Ao redor desses três personagens, gravitam três coadjuvantes importantes. Lady Fay Zhu (vivida pela chinesa Li Jun Li, das séries O Exorcista e Sex/Life) é uma cantora andrógina. Sidney Palmer (o inglês Jovan Adepo, concorrente ao Emmy de ator coadjuvante pela minissérie Watchmen) é um trompetista negro. Elinor St. John (Jean Smart, multipremiada pelo seriado cômico Hacks) é uma jornalista de fofocas. Somadas às histórias de ascensão e queda de Nellie, Manny e Jack, suas trajetórias ajudam a exemplificar a volatilidade de Hollywood e como o talento e o estrelato não protegem do moralismo e do racismo.
Pois é: apesar de se passar quase um século atrás, Babilônia não deixa de refletir sobre a Hollywood de hoje, igualmente pressionada a lidar com uma transformação de teores tecnológicos e mercadológicos — o avanço das plataformas de streaming, impulsionado durante os anos da pandemia de covid-19. E a descida ao inferno conduzida pelo assombroso personagem interpretado por Tobey Maguire parece apontar para o que seria o futuro, portanto, o presente da indústria cinematográfica: os tipos grotescos, a pirotecnia e a depravação daquele submundo de Los Angeles podem ser um espelho da hegemonia dos super-heróis, dos efeitos visuais e do apelo sexual das celebridades atuais.

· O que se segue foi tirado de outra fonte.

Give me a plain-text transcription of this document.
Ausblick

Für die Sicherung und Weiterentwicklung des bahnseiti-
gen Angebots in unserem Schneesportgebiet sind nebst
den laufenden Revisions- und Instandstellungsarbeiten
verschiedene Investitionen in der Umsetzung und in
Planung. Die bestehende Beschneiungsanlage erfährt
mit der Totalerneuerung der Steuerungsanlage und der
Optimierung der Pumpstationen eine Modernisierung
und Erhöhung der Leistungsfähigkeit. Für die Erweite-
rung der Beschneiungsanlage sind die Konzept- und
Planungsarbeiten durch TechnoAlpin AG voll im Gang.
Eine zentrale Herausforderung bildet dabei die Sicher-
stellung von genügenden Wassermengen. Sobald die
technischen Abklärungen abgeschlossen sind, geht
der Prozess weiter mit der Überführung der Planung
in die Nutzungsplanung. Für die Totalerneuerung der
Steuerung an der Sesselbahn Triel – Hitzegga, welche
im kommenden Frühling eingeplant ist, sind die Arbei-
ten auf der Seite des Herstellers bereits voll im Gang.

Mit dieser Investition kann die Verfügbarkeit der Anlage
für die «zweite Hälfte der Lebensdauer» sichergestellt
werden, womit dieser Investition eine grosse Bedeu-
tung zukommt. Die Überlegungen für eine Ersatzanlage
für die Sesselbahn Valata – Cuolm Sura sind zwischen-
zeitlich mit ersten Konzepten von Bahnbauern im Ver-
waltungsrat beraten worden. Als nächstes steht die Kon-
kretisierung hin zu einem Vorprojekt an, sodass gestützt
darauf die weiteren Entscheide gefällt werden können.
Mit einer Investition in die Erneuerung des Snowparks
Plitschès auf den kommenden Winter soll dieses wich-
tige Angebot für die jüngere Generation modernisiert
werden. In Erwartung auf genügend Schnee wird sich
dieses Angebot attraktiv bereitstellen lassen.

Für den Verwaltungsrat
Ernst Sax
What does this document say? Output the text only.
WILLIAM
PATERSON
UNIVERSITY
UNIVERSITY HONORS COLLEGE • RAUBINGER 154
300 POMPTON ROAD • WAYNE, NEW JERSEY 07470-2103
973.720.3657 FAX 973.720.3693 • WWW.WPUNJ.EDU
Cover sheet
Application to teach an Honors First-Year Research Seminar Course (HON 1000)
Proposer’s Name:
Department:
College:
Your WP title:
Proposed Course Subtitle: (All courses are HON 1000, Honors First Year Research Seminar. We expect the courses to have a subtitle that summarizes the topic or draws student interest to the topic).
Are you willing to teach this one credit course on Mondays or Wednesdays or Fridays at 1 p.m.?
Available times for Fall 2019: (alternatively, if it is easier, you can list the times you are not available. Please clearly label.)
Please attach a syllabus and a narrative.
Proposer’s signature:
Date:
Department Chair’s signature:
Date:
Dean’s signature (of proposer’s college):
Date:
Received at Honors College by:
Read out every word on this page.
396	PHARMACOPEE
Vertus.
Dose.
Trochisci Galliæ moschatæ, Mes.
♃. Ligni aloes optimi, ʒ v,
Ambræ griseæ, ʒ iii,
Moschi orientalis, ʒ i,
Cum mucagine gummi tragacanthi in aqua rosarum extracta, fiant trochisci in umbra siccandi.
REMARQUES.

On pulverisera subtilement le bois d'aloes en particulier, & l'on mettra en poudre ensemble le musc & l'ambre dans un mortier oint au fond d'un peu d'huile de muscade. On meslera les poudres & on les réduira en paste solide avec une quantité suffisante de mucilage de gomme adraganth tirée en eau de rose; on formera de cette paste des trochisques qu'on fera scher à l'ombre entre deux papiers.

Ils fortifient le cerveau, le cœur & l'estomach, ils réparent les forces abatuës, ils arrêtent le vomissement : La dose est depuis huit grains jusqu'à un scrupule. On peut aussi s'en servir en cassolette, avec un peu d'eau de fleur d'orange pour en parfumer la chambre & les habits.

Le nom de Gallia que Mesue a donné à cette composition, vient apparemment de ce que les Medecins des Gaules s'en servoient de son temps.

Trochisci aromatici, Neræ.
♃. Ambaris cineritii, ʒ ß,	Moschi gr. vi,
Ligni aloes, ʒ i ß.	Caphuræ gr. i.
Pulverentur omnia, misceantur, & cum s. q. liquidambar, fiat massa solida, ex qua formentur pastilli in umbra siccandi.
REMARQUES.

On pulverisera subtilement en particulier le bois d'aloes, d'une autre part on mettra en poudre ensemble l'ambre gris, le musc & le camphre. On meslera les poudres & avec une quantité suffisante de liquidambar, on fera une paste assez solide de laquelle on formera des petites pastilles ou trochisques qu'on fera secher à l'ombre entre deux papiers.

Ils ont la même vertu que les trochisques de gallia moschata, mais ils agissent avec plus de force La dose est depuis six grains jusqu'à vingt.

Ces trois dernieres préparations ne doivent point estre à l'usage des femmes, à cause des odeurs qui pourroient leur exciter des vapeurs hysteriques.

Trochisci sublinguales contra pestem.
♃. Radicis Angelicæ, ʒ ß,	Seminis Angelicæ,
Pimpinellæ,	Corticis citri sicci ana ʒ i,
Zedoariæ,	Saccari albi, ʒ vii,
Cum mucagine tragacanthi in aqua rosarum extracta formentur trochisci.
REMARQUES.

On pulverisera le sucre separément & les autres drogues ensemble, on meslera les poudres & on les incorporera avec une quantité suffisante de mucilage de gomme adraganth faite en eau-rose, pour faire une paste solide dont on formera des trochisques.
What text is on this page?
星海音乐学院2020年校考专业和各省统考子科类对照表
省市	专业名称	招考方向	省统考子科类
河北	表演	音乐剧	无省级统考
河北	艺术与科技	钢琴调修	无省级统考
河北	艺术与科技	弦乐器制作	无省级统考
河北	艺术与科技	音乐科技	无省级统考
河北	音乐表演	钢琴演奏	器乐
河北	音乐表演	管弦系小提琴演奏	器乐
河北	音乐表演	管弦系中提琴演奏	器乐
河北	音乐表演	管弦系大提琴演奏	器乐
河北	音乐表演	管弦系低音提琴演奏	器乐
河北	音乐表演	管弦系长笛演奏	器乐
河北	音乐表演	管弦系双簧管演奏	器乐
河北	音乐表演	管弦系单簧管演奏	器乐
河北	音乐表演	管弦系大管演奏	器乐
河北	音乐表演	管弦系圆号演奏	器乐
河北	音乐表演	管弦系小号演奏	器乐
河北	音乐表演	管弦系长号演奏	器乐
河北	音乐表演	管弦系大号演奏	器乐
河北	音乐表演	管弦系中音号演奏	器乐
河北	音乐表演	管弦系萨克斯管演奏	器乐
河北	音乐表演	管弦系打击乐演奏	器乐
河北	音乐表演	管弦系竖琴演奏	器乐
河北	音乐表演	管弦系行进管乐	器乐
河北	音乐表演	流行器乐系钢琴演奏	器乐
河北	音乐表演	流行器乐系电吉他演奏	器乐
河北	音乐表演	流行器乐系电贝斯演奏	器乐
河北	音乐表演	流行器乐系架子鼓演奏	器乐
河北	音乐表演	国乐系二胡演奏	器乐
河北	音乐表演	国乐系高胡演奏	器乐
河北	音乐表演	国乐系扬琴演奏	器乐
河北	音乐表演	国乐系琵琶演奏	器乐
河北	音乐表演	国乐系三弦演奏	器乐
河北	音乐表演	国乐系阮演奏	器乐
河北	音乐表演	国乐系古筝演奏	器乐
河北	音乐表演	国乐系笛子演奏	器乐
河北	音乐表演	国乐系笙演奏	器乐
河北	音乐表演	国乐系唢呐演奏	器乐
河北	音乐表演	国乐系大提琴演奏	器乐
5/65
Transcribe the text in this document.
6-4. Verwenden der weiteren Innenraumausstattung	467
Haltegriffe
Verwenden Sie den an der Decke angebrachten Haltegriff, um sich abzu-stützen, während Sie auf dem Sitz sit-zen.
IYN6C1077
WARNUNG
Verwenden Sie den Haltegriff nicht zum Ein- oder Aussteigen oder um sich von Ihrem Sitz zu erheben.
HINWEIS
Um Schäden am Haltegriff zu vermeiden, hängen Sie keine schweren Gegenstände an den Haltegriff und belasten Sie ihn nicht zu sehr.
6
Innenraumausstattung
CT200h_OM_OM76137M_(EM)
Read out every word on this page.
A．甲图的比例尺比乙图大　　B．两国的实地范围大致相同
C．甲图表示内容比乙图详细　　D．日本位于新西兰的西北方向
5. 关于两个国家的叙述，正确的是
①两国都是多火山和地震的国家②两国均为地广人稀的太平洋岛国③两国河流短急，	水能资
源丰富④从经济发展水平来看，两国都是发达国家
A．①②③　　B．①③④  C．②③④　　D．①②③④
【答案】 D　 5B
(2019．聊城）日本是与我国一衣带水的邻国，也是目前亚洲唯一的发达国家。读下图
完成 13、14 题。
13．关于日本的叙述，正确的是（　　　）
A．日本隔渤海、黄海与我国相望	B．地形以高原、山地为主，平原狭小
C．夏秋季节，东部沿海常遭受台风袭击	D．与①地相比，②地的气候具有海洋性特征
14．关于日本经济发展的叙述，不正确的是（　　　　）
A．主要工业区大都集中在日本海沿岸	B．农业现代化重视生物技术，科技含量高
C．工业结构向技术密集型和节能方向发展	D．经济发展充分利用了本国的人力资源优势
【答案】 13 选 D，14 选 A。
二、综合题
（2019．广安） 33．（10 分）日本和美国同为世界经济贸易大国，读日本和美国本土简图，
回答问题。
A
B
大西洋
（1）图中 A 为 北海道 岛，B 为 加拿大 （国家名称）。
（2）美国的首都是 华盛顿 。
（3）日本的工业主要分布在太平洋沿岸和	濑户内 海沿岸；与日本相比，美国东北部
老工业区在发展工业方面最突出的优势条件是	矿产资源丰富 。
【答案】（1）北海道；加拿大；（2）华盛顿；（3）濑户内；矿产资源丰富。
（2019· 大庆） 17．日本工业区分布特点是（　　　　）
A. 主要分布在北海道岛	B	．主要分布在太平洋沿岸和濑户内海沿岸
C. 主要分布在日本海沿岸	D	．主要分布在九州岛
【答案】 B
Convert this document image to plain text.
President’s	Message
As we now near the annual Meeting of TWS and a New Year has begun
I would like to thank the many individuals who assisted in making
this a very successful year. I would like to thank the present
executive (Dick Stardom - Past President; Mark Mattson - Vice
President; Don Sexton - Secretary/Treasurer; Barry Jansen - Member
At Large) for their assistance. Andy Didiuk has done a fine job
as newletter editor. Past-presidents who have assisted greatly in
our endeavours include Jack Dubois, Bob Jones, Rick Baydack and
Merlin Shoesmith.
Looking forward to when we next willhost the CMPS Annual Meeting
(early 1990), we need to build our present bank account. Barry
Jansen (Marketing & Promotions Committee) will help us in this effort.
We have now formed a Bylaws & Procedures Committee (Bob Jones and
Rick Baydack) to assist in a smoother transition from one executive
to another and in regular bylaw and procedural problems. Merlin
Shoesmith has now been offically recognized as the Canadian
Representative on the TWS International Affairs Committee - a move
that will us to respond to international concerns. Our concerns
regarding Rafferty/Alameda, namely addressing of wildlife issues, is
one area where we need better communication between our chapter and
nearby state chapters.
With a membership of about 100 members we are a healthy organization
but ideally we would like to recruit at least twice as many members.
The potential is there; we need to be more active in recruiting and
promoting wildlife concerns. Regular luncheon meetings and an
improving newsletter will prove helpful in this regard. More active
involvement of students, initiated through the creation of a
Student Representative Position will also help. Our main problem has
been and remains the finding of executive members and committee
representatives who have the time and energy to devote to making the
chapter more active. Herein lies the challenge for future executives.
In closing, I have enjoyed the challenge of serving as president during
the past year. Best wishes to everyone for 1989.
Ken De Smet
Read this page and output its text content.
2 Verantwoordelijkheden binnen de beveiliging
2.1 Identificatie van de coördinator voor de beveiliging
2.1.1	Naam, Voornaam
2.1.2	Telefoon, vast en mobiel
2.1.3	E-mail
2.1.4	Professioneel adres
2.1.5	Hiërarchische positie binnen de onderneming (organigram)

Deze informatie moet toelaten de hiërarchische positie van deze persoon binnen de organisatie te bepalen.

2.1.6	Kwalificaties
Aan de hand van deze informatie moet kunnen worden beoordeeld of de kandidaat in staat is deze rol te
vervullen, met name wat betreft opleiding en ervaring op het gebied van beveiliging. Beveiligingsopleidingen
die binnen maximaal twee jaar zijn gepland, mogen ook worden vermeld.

Mas o desencanto convive com a esperança no filme. Por mais que haja tensão e tragédia, por mais que nos mostre como a glória e a destruição podem andar lado a lado, Damien Chazelle não deixa de declarar seu amor pelo ofício e de homenagear seus antecessores (fica o desafio: tente identificar todas as obras referenciadas no frenético e poético clipe de encerramento). Babilônia nos lembra do poder que o cinema tem de imortalizar os mortais — e algumas cenas hão de se tornar perenes na memória do espectador, vide a vibrante e emocionante sequência da estreia de Nellie LaRoy em um estúdio. É como a jornalista Elinor diz a certa altura para um certo ator: "O seu tempo acabou, mas você deve ser grato. Você passará a eternidade com anjos e fantasmas".